Эта мысль еще сильнее ободрила его, окончательно вернула хорошее настроение, и потому, увидев Адальбера, сидевшего у большой, выложенной зелеными изразцами печки, протянув к ней руки и ноги и поставив дымящийся стакан на стоявший рядом столик, Альдо одарил его безмятежной улыбкой:
– Ну как, почтеннейший мученик науки? Удачный был денек?
Адальбер бросил на него горестный взгляд:
– Ужасный! Тягостный! У этого старого пня железные ноги, и скачет он как козел. Он меня просто убил!
– Правда? Что, археологи такие непрочные?
– Я египтолог! Значит, человек равнины. В Египте фараоны сами возводили горы, если уж им очень хотелось. И подумать только, завтра он намерен начать по новой! У меня было большое желание наврать ему, что нал! необходимо вернуться в Ишль...
– Говори ему что хочешь, ты в любом случае получаешь свободу действий. А у меня свидание в церкви.
– Женишься?
Неожиданный вопрос был приправлен изрядной порцией яда.
– Может, это было бы неплохо, – мечтательно отозвался Морозини, улыбаясь образу, витавшему перед его мысленным взором. – Ладно, не дуйся – бери стакан, и пошли со мной, я тебе все расскажу!
7ИСТОРИЯ ЭЛЬЗЫ
До условленного часа оставалось еще по меньшей мере двадцать минут. Карабкаясь по крутой лестнице, ведущей к церкви, Морозини не уставал задавать себе вопрос: какой рок приговорил его, князя, христианина весьма относительной набожности, мечущегося по Европе в поисках драгоценностей, похищенных из иудейской сокровищницы, к встречам с женщинами именно в католических святилищах. Другим наверняка назначали бы свидания в парках, в кафе, на набережной, а то и в маленькой уютной гостиной.
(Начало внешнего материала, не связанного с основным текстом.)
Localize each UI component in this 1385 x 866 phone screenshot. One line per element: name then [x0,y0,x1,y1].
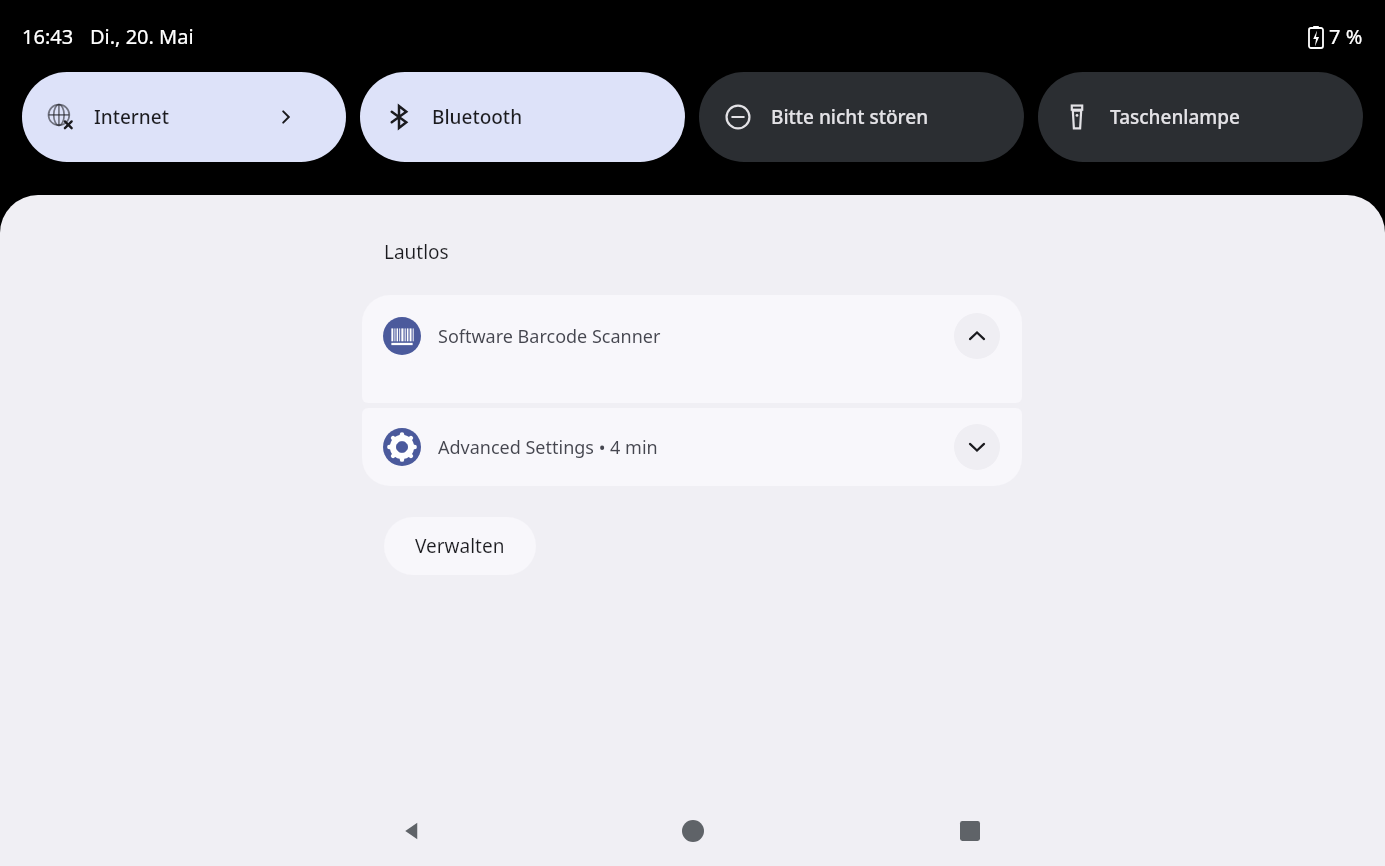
staticText: Di., 20. Mai [90,23,194,50]
staticText: 7 % [1329,23,1363,50]
button[interactable]: Recent apps [938,799,1002,863]
staticText: Advanced Settings • 4 min [438,435,954,460]
staticText: Software Barcode Scanner [438,324,954,349]
button[interactable]: Collapse [954,313,1000,359]
staticText: 16:43 [22,23,74,50]
staticText: Taschenlampe [1110,104,1240,130]
button[interactable]: Software Barcode Scanner [362,295,1022,403]
staticText: Bitte nicht stören [771,104,929,130]
staticText: Lautlos [384,239,449,265]
button[interactable]: Taschenlampe [1038,72,1363,162]
staticText: Internet [94,104,169,130]
staticText: Bluetooth [432,104,523,130]
button[interactable]: Bluetooth [360,72,685,162]
button[interactable]: Back [380,799,444,863]
button[interactable]: Advanced Settings • 4 min [362,408,1022,486]
button[interactable]: Home [661,799,725,863]
button[interactable]: Expand [954,424,1000,470]
button[interactable]: Verwalten [384,517,536,575]
button[interactable]: Internet [22,72,346,162]
staticText: Verwalten [415,533,505,559]
button[interactable]: Bitte nicht stören [699,72,1024,162]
Да и сам он не мог без мечтательной грусти вспоминать о том, как гулял с Анелькой в большой оранжерее парижского ботанического сада. Тогда он сходил по ней с ума, был готов на любую глупость, лишь бы завоевать ее, а теперь, сбросив ее, будто тягостный груз, на руки Анны-Марии Моретти, поспешил в Австрию, где его ожидали, конечно, весьма захватывающее, но настолько же и запутанное дело и... свидание с красивой девушкой в обители Бога, который, вполне вероятно, отнюдь не благословляет его предприятие!
Дверь под рукой Альдо скрипнула, и этот скрип гулким эхом отозвался в пустой церкви. Наметанный взгляд антиквара сразу же остановился на великолепном резном позолоченном триптихе XV века, возвышавшемся над алтарем. Он рассматривал триптих с удовольствием, но без удивления: для князя уже стало привычным изобилие роскоши в австрийских храмах. Зажженная лампада свидетельствовала о «Пресуществлении», но ему не хотелось молиться. Он сел на скамейку, чтобы налюбоваться вволю. Как быстро летит время перед лицом истинного шедевра!..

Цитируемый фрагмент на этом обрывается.